Early this morning, volunteers canvassing streets, parks, and buses all across King County recorded 2,442 people sleeping outside and in makeshift shelters as part of the 31st annual One Night Count of people who are homeless.

"That's 317 fewer people than teams counted one year ago, a drop of 11 percent," Alison Eisinger, the executive director of the Seattle/King County Coalition on Homelessness (SKCCH), writes in a press release sent early this morning (SKCCH organizes the count). "This is the first double-digit drop we have seen in years of counting."

SKCCH says that the count is a preliminary estimate and doesn't reflect the 6,000 people staying in emergency shelter and transitional housing overnight. Still, it shows a significant drop in King County's unsheltered homeless population. SKCCH says a number of factors could contribute to the drop. For instance, more winter shelters were open in downtown Seattle and Redmond this year, keeping people of the streets. Recent flooding in Auburn, Renton, and Kent kept some areas from being counted by volunteers. And more housing options (including over 400 new apartments) have become available to homeless people through the 10-Year Plan to End Homelessness.

I was among roughly 900 other volunteers (including Mayor Mike McGinn and Seattle City Council Members Sally Bagshaw and Tim Burgess) who counted the homeless between 2:00 to 5:00 a.m. this morning. It was my first experience with the One Night Count and I was placed in Belltown, which is coincidentally my neighborhood.

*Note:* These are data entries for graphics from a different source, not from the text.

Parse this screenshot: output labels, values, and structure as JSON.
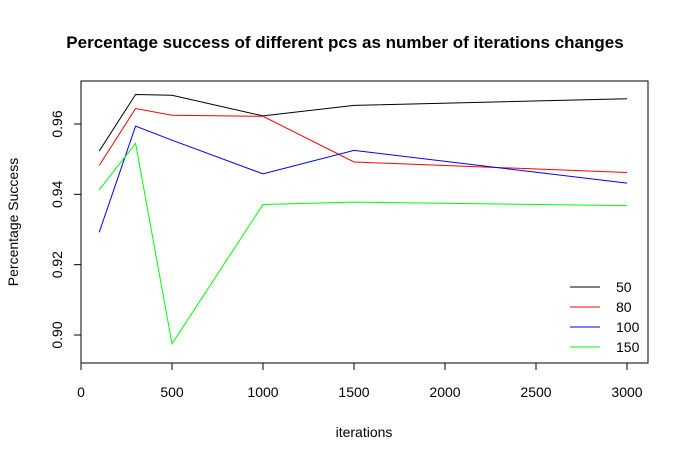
{
  "chart_data": {
    "type": "line",
    "title": "Percentage success of different pcs as number of iterations changes",
    "xlabel": "iterations",
    "ylabel": "Percentage Success",
    "xlim": [
      0,
      3100
    ],
    "ylim": [
      0.894,
      0.971
    ],
    "x_ticks": [
      0,
      500,
      1000,
      1500,
      2000,
      2500,
      3000
    ],
    "y_ticks": [
      0.9,
      0.92,
      0.94,
      0.96
    ],
    "x_tick_labels": [
      "0",
      "500",
      "1000",
      "1500",
      "2000",
      "2500",
      "3000"
    ],
    "y_tick_labels": [
      "0.90",
      "0.92",
      "0.94",
      "0.96"
    ],
    "x": [
      100,
      300,
      500,
      1000,
      1500,
      3000
    ],
    "legend_position": "bottom-right",
    "grid": false,
    "series": [
      {
        "name": "50",
        "color": "#000000",
        "values": [
          0.9523,
          0.9684,
          0.9682,
          0.9623,
          0.9653,
          0.9672
        ]
      },
      {
        "name": "80",
        "color": "#ff0000",
        "values": [
          0.9482,
          0.9644,
          0.9625,
          0.9622,
          0.9492,
          0.9462
        ]
      },
      {
        "name": "100",
        "color": "#0000ff",
        "values": [
          0.9292,
          0.9594,
          0.9554,
          0.9458,
          0.9525,
          0.9432
        ]
      },
      {
        "name": "150",
        "color": "#00ff00",
        "values": [
          0.9413,
          0.9545,
          0.8975,
          0.9371,
          0.9378,
          0.9368
        ]
      }
    ]
  }
}
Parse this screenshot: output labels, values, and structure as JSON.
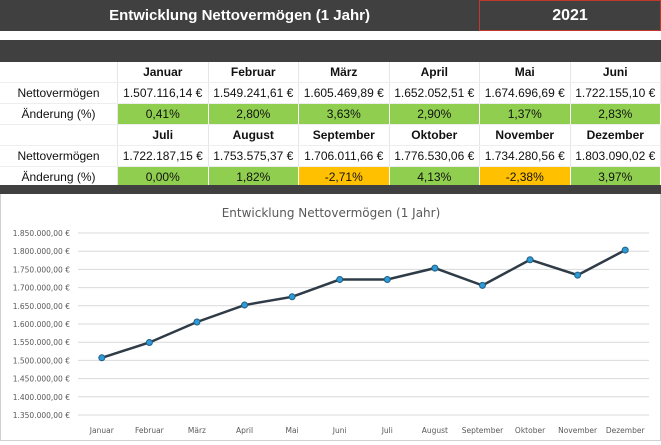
{
  "header": {
    "title": "Entwicklung Nettovermögen (1 Jahr)",
    "year": "2021"
  },
  "table": {
    "row_label_value": "Nettovermögen",
    "row_label_change": "Änderung (%)",
    "blocks": [
      {
        "months": [
          "Januar",
          "Februar",
          "März",
          "April",
          "Mai",
          "Juni"
        ],
        "values": [
          "1.507.116,14 €",
          "1.549.241,61 €",
          "1.605.469,89 €",
          "1.652.052,51 €",
          "1.674.696,69 €",
          "1.722.155,10 €"
        ],
        "changes": [
          "0,41%",
          "2,80%",
          "3,63%",
          "2,90%",
          "1,37%",
          "2,83%"
        ]
      },
      {
        "months": [
          "Juli",
          "August",
          "September",
          "Oktober",
          "November",
          "Dezember"
        ],
        "values": [
          "1.722.187,15 €",
          "1.753.575,37 €",
          "1.706.011,66 €",
          "1.776.530,06 €",
          "1.734.280,56 €",
          "1.803.090,02 €"
        ],
        "changes": [
          "0,00%",
          "1,82%",
          "-2,71%",
          "4,13%",
          "-2,38%",
          "3,97%"
        ]
      }
    ]
  },
  "colors": {
    "positive": "#8fce4f",
    "negative": "#ffc000",
    "header": "#404040",
    "line": "#2f3b47",
    "marker": "#2e9bd6"
  },
  "chart_data": {
    "type": "line",
    "title": "Entwicklung Nettovermögen (1 Jahr)",
    "categories": [
      "Januar",
      "Februar",
      "März",
      "April",
      "Mai",
      "Juni",
      "Juli",
      "August",
      "September",
      "Oktober",
      "November",
      "Dezember"
    ],
    "values": [
      1507116.14,
      1549241.61,
      1605469.89,
      1652052.51,
      1674696.69,
      1722155.1,
      1722187.15,
      1753575.37,
      1706011.66,
      1776530.06,
      1734280.56,
      1803090.02
    ],
    "ylim": [
      1350000,
      1850000
    ],
    "yticks": [
      "1.350.000,00 €",
      "1.400.000,00 €",
      "1.450.000,00 €",
      "1.500.000,00 €",
      "1.550.000,00 €",
      "1.600.000,00 €",
      "1.650.000,00 €",
      "1.700.000,00 €",
      "1.750.000,00 €",
      "1.800.000,00 €",
      "1.850.000,00 €"
    ],
    "grid": true,
    "legend": "none"
  }
}
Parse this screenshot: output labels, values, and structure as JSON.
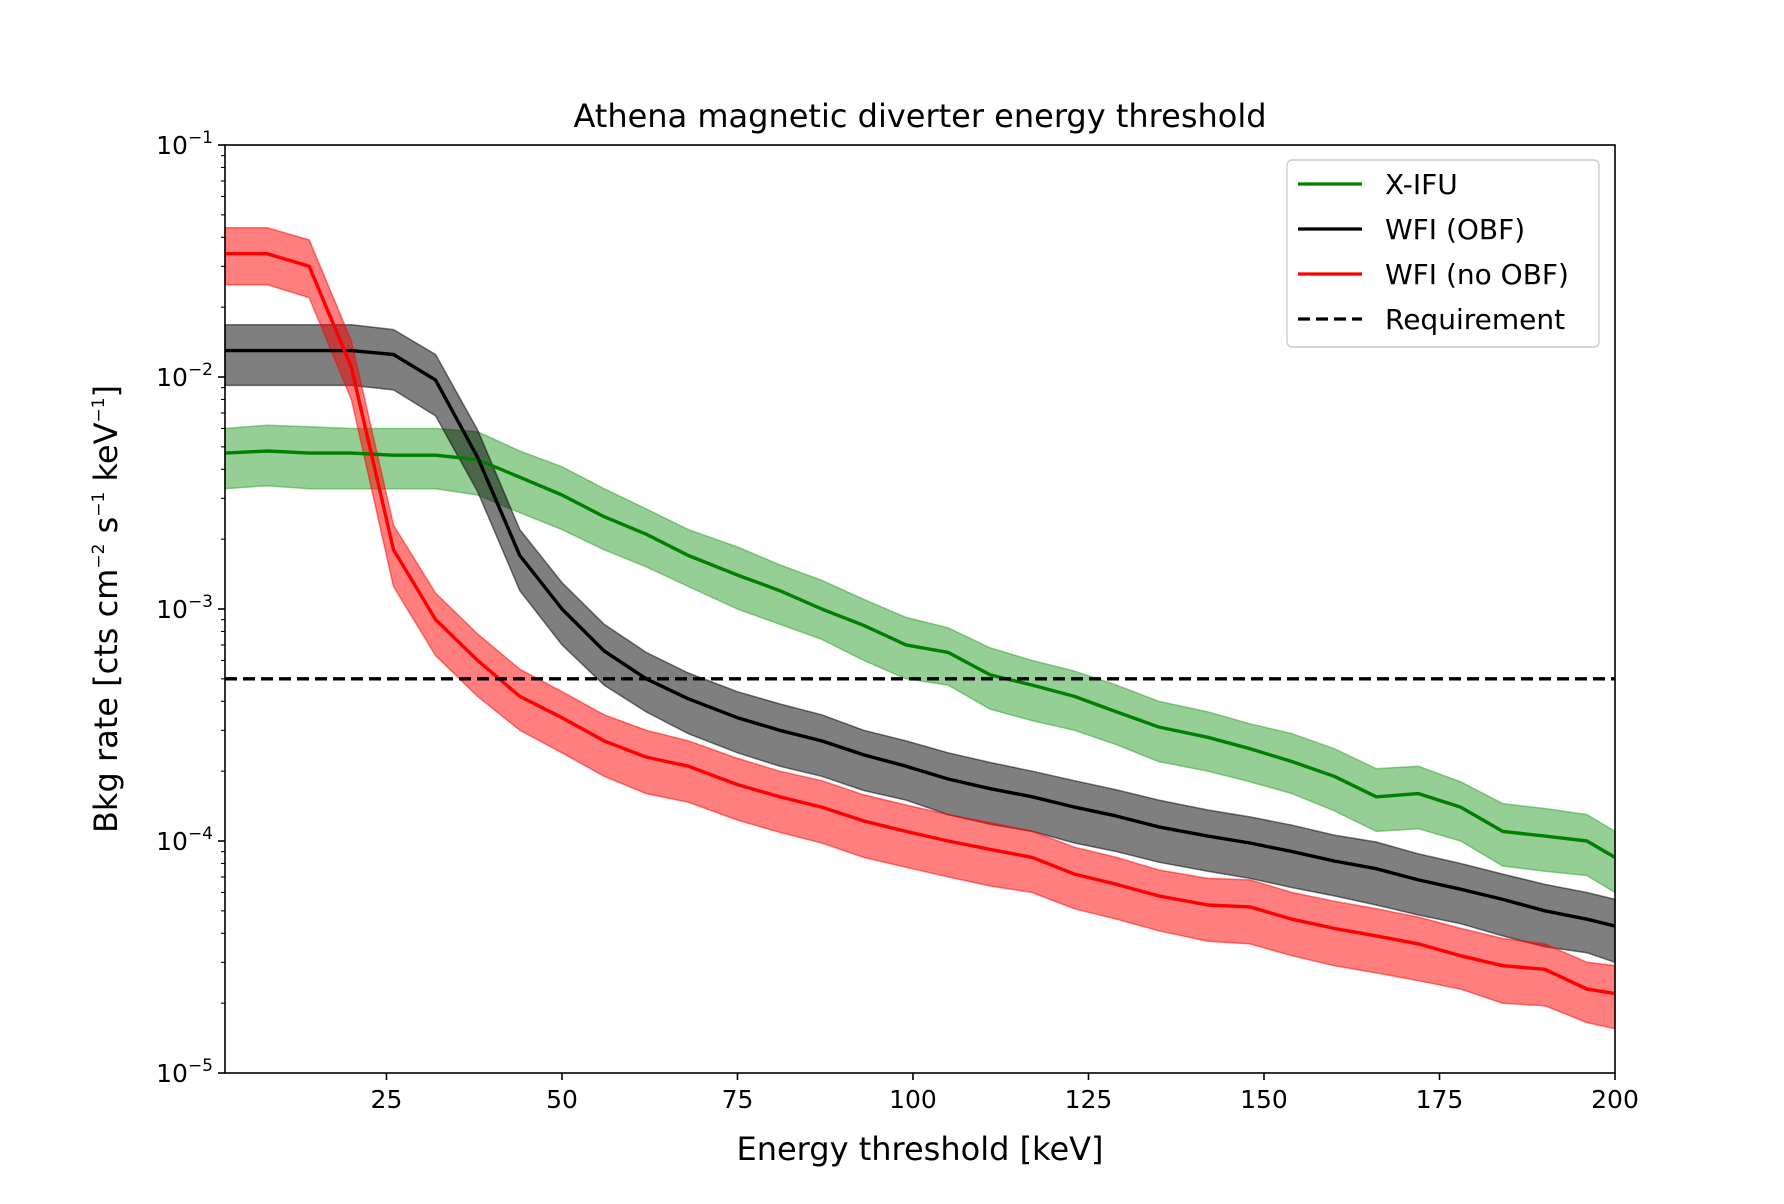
{
  "chart_data": {
    "type": "line",
    "title": "Athena magnetic diverter energy threshold",
    "xlabel": "Energy threshold [keV]",
    "ylabel": "Bkg rate [cts cm⁻² s⁻¹ keV⁻¹]",
    "ylabel_parts": {
      "base": "Bkg rate [cts cm",
      "exp1": "−2",
      "mid1": " s",
      "exp2": "−1",
      "mid2": " keV",
      "exp3": "−1",
      "end": "]"
    },
    "xlim": [
      2,
      200
    ],
    "ylim": [
      1e-05,
      0.1
    ],
    "yscale": "log",
    "grid": false,
    "legend_position": "top-right",
    "x_ticks": [
      25,
      50,
      75,
      100,
      125,
      150,
      175,
      200
    ],
    "x_tick_labels": [
      "25",
      "50",
      "75",
      "100",
      "125",
      "150",
      "175",
      "200"
    ],
    "y_ticks": [
      1e-05,
      0.0001,
      0.001,
      0.01,
      0.1
    ],
    "y_tick_labels": [
      {
        "base": "10",
        "exp": "−5"
      },
      {
        "base": "10",
        "exp": "−4"
      },
      {
        "base": "10",
        "exp": "−3"
      },
      {
        "base": "10",
        "exp": "−2"
      },
      {
        "base": "10",
        "exp": "−1"
      }
    ],
    "x": [
      2,
      8,
      14,
      20,
      26,
      32,
      38,
      44,
      50,
      56,
      62,
      68,
      75,
      81,
      87,
      93,
      99,
      105,
      111,
      117,
      123,
      129,
      135,
      142,
      148,
      154,
      160,
      166,
      172,
      178,
      184,
      190,
      196,
      200
    ],
    "series": [
      {
        "name": "X-IFU",
        "color": "#008000",
        "fill": "#2ca02c",
        "values": [
          0.0047,
          0.0048,
          0.0047,
          0.0047,
          0.0046,
          0.0046,
          0.0044,
          0.0037,
          0.0031,
          0.0025,
          0.0021,
          0.0017,
          0.0014,
          0.0012,
          0.001,
          0.00085,
          0.0007,
          0.00065,
          0.00052,
          0.00047,
          0.00042,
          0.00036,
          0.00031,
          0.00028,
          0.00025,
          0.00022,
          0.00019,
          0.000155,
          0.00016,
          0.00014,
          0.00011,
          0.000105,
          0.0001,
          8.5e-05
        ],
        "lower": [
          0.0033,
          0.0034,
          0.0033,
          0.0033,
          0.0033,
          0.0033,
          0.0031,
          0.0026,
          0.0022,
          0.0018,
          0.00152,
          0.00125,
          0.001,
          0.00086,
          0.00074,
          0.0006,
          0.0005,
          0.00047,
          0.00037,
          0.00033,
          0.0003,
          0.00026,
          0.00022,
          0.0002,
          0.00018,
          0.00016,
          0.000135,
          0.00011,
          0.000113,
          0.0001,
          7.8e-05,
          7.4e-05,
          7.1e-05,
          6e-05
        ],
        "upper": [
          0.006,
          0.0062,
          0.0061,
          0.006,
          0.006,
          0.006,
          0.0058,
          0.0048,
          0.0041,
          0.0033,
          0.0027,
          0.0022,
          0.00185,
          0.00155,
          0.00133,
          0.0011,
          0.00092,
          0.00083,
          0.00068,
          0.0006,
          0.00054,
          0.00047,
          0.0004,
          0.00036,
          0.00032,
          0.00029,
          0.00025,
          0.000205,
          0.00021,
          0.00018,
          0.000145,
          0.000138,
          0.00013,
          0.00011
        ]
      },
      {
        "name": "WFI (OBF)",
        "color": "#000000",
        "fill": "#000000",
        "values": [
          0.013,
          0.013,
          0.013,
          0.013,
          0.0125,
          0.0097,
          0.0045,
          0.0017,
          0.001,
          0.00066,
          0.0005,
          0.00041,
          0.00034,
          0.0003,
          0.00027,
          0.000235,
          0.00021,
          0.000185,
          0.000168,
          0.000155,
          0.00014,
          0.000128,
          0.000115,
          0.000105,
          9.8e-05,
          9e-05,
          8.2e-05,
          7.6e-05,
          6.8e-05,
          6.2e-05,
          5.6e-05,
          5e-05,
          4.6e-05,
          4.3e-05
        ],
        "lower": [
          0.0092,
          0.0092,
          0.0092,
          0.0092,
          0.0088,
          0.0068,
          0.0032,
          0.0012,
          0.0007,
          0.00047,
          0.00036,
          0.00029,
          0.00024,
          0.00021,
          0.00019,
          0.000165,
          0.00015,
          0.00013,
          0.000118,
          0.00011,
          9.8e-05,
          9e-05,
          8.1e-05,
          7.4e-05,
          6.9e-05,
          6.3e-05,
          5.8e-05,
          5.3e-05,
          4.8e-05,
          4.4e-05,
          3.9e-05,
          3.5e-05,
          3.3e-05,
          3e-05
        ],
        "upper": [
          0.0168,
          0.0168,
          0.0168,
          0.0168,
          0.016,
          0.0125,
          0.0059,
          0.0022,
          0.0013,
          0.00086,
          0.00065,
          0.00053,
          0.00044,
          0.00039,
          0.00035,
          0.0003,
          0.00027,
          0.00024,
          0.000218,
          0.0002,
          0.000182,
          0.000166,
          0.00015,
          0.000136,
          0.000127,
          0.000117,
          0.000106,
          9.9e-05,
          8.8e-05,
          8e-05,
          7.2e-05,
          6.5e-05,
          6e-05,
          5.6e-05
        ]
      },
      {
        "name": "WFI (no OBF)",
        "color": "#ff0000",
        "fill": "#ff0000",
        "values": [
          0.034,
          0.034,
          0.03,
          0.011,
          0.0018,
          0.0009,
          0.0006,
          0.00042,
          0.00034,
          0.00027,
          0.00023,
          0.00021,
          0.000175,
          0.000155,
          0.00014,
          0.000122,
          0.00011,
          0.0001,
          9.2e-05,
          8.5e-05,
          7.2e-05,
          6.5e-05,
          5.8e-05,
          5.3e-05,
          5.2e-05,
          4.6e-05,
          4.2e-05,
          3.9e-05,
          3.6e-05,
          3.2e-05,
          2.9e-05,
          2.8e-05,
          2.3e-05,
          2.2e-05
        ],
        "lower": [
          0.025,
          0.025,
          0.022,
          0.008,
          0.00125,
          0.00063,
          0.00042,
          0.0003,
          0.00024,
          0.00019,
          0.00016,
          0.000147,
          0.000123,
          0.000109,
          9.8e-05,
          8.5e-05,
          7.7e-05,
          7e-05,
          6.4e-05,
          6e-05,
          5.1e-05,
          4.6e-05,
          4.1e-05,
          3.7e-05,
          3.6e-05,
          3.2e-05,
          2.9e-05,
          2.7e-05,
          2.5e-05,
          2.3e-05,
          2e-05,
          1.95e-05,
          1.65e-05,
          1.55e-05
        ],
        "upper": [
          0.044,
          0.044,
          0.039,
          0.0143,
          0.0023,
          0.00117,
          0.00078,
          0.00055,
          0.00044,
          0.00035,
          0.0003,
          0.00027,
          0.000227,
          0.0002,
          0.000182,
          0.000158,
          0.000143,
          0.00013,
          0.00012,
          0.00011,
          9.4e-05,
          8.5e-05,
          7.5e-05,
          6.9e-05,
          6.8e-05,
          6e-05,
          5.5e-05,
          5.1e-05,
          4.7e-05,
          4.2e-05,
          3.8e-05,
          3.6e-05,
          3e-05,
          2.9e-05
        ]
      }
    ],
    "reference_line": {
      "name": "Requirement",
      "color": "#000000",
      "style": "dashed",
      "y": 0.0005
    },
    "legend": [
      {
        "label": "X-IFU",
        "color": "#008000",
        "style": "solid"
      },
      {
        "label": "WFI (OBF)",
        "color": "#000000",
        "style": "solid"
      },
      {
        "label": "WFI (no OBF)",
        "color": "#ff0000",
        "style": "solid"
      },
      {
        "label": "Requirement",
        "color": "#000000",
        "style": "dashed"
      }
    ]
  }
}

Here's an uncomfortable thing that happens when you're counting homeless people in your neighborhood: You see people you recognize, sleeping in doorways. You run into people you know—repeatedly—as they prowl the streets for hours (someone called it "survival walking"). And the first few times you say "hello!" when you see them because it seems like the polite thing to do but after awhile you realize that it makes them uncomfortable. They're pretending they have somewhere to be at 3:00 a.m. and 3:30 and 4:00 and every time you say "hello!" you ruin that pretense and make them feel ashamed.

And that is a horrible feeling. Like going to a petting zoo and coming home with dinner.

This year my group counted 74 homeless people in Belltown. My group leader was heartened by this number—last year his group found around 150 homeless people in the area.